Op-Ed: Opposition to Family Separation and Indecent Conditions in Children’s Detention Centers

Ann Umemoto, Board Chair of Westchester Children’s Association

What is happening to children at our borders is unacceptable.  A few months ago the news reported that children were being forcibly torn from their families when they crossed the border into our country.  More recently news reports revealed the unsanitary, unsafe conditions at the detention centers, conditions that no child should have to endure. Some children are held for many weeks.

Taking care of the youngest and most vulnerable among us is a humanitarian issue, a moral issue.  It is the responsibility of adults to take care of the young.  If our government is going to confine children as they try to enter our country, our government should provide the children with basic human needs, like food, soap, toothbrush, a bed, diapers for the younger children, and essential life-saving services, like medical care.

Scientific evidence indicates that children suffer long term problems from childhood trauma, like being abruptly taken from the adults they love, like unaccompanied minors being held indefinitely.  The scientific community has decried this treatment of children who are being hurt not just now but quite possibly for their entire lives, harming their physical and their psychological well-being.  Westchester Children’s Association was among the earliest in our county to describe the harmful impact of adverse childhood events (ACEs) on child development and later on adult health.  Out of basic decency, this inhumane treatment should stop.
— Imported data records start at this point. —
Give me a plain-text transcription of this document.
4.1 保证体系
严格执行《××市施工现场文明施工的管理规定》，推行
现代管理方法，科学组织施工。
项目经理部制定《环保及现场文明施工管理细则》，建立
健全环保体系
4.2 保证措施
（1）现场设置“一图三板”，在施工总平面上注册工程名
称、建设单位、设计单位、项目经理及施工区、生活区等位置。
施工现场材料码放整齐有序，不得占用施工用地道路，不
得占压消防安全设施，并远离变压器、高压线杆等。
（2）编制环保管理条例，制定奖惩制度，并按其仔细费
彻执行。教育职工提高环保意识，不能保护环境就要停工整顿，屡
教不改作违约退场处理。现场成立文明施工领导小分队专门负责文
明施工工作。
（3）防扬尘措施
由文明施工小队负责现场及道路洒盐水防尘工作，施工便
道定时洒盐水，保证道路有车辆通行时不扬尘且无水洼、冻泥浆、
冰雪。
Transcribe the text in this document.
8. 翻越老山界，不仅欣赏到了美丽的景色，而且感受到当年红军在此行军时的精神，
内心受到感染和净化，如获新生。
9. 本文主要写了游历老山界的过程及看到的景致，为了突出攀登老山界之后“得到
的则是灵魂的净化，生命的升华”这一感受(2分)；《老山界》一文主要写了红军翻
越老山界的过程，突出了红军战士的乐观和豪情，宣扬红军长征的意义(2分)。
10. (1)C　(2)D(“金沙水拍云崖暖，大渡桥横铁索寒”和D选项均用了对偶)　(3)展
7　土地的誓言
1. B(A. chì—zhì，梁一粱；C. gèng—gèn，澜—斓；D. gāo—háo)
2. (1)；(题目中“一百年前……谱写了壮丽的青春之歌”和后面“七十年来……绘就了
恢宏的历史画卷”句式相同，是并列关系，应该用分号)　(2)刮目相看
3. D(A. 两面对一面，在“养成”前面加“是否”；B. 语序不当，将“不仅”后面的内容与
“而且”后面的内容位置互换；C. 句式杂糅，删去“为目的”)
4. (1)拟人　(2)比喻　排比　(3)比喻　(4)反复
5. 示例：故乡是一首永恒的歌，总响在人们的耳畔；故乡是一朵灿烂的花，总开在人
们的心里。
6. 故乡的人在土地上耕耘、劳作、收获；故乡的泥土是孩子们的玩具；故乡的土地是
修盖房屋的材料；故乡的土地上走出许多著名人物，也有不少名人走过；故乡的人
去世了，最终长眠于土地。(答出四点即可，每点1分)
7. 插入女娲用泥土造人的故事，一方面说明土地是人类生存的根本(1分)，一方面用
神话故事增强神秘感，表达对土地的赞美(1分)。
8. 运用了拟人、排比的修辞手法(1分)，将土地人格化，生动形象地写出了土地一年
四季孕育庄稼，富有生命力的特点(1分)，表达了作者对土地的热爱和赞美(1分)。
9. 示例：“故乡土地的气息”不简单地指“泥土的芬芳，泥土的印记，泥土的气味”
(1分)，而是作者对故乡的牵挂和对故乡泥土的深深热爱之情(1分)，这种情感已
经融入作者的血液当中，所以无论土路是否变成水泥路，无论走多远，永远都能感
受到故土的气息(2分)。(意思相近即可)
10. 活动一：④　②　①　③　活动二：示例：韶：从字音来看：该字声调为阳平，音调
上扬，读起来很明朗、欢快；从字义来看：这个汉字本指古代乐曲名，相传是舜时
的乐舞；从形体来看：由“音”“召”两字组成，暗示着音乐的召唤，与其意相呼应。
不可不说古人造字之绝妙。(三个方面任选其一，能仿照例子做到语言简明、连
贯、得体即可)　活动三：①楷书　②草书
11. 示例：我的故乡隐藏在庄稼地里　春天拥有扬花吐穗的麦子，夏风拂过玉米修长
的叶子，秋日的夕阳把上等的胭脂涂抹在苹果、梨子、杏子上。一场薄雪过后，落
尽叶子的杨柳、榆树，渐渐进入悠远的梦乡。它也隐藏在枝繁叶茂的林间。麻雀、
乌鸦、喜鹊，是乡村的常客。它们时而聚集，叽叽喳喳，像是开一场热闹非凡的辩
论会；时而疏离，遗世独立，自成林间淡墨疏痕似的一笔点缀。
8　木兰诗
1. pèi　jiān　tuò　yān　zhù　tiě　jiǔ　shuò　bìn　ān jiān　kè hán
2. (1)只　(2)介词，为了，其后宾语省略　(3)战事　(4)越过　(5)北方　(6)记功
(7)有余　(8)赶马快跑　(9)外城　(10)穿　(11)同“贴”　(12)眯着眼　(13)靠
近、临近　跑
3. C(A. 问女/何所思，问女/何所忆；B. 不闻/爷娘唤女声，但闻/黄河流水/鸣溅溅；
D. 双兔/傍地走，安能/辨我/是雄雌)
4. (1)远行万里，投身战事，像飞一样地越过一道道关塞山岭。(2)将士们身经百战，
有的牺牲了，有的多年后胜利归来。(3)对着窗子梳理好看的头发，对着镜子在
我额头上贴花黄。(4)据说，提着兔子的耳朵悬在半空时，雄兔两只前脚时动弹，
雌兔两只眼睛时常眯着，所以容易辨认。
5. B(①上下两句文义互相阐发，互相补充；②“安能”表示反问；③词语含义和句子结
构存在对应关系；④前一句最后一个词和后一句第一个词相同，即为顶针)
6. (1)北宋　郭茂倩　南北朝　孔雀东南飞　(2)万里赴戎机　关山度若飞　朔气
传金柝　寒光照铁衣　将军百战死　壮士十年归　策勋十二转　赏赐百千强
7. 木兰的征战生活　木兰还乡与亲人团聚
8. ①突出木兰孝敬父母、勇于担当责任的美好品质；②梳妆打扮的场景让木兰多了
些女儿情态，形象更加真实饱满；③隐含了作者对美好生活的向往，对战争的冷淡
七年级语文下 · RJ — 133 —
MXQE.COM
Of course, the situation is not simple and easy.  If our government insists on separating children from the adults they travel with in order to ensure their safety, then government should complete its investigation quickly and reunite children with their families promptly.  This would be more compassionate than the current practice of separating families, not informing children about the status of their adult companions and not keeping the adults informed about the children in custody.

I feel a special connection to these families.  All four of my grandparents immigrated to this country from Japan in the early part of the twentieth century.  Their children – my parents — were born and raised in this country.  My mother, a US citizen by birth, told me that after the bombing of Pearl Harbor, government agents took her father, just as they took many other Japanese American men, because they suspected them of being spies.  They weren’t.  Her family was separated.  Both my mother’s and father’s families were imprisoned without trials in “internment camps” in the US.  My immigrant grandparents who were denied citizenship, my parents who were born in this country and over 100,000 people of Japanese ancestry were forced to live in these camps.  None of them were ever convicted of any serious acts of espionage or sabotage.

One of the proposed detention centers for migrant children was Fort Still, a former World War II internment camp for Japanese Americans.  Fort Still in Oklahoma was also once used to hold Native Americans.  We shouldn’t let bad episodes of American history be repeated.  Good people shouldn’t stand at the sidelines.

The migrants and refugees coming to our country now are here to escape bad situations in their homelands.  Immigrants are coming here for the same reason my grandparents came to this country. They are trying to enter the “land of the free, home of the brave.”  We can treat them fairly and justly while still protecting our safety and security.  But to achieve that, many of us must have the courage to stand up to protect these vulnerable children and to demonstrate that we are indeed the home of the brave.

Ann Umemoto is a resident of White Plains.  She is also board chair of Westchester Children’s Association.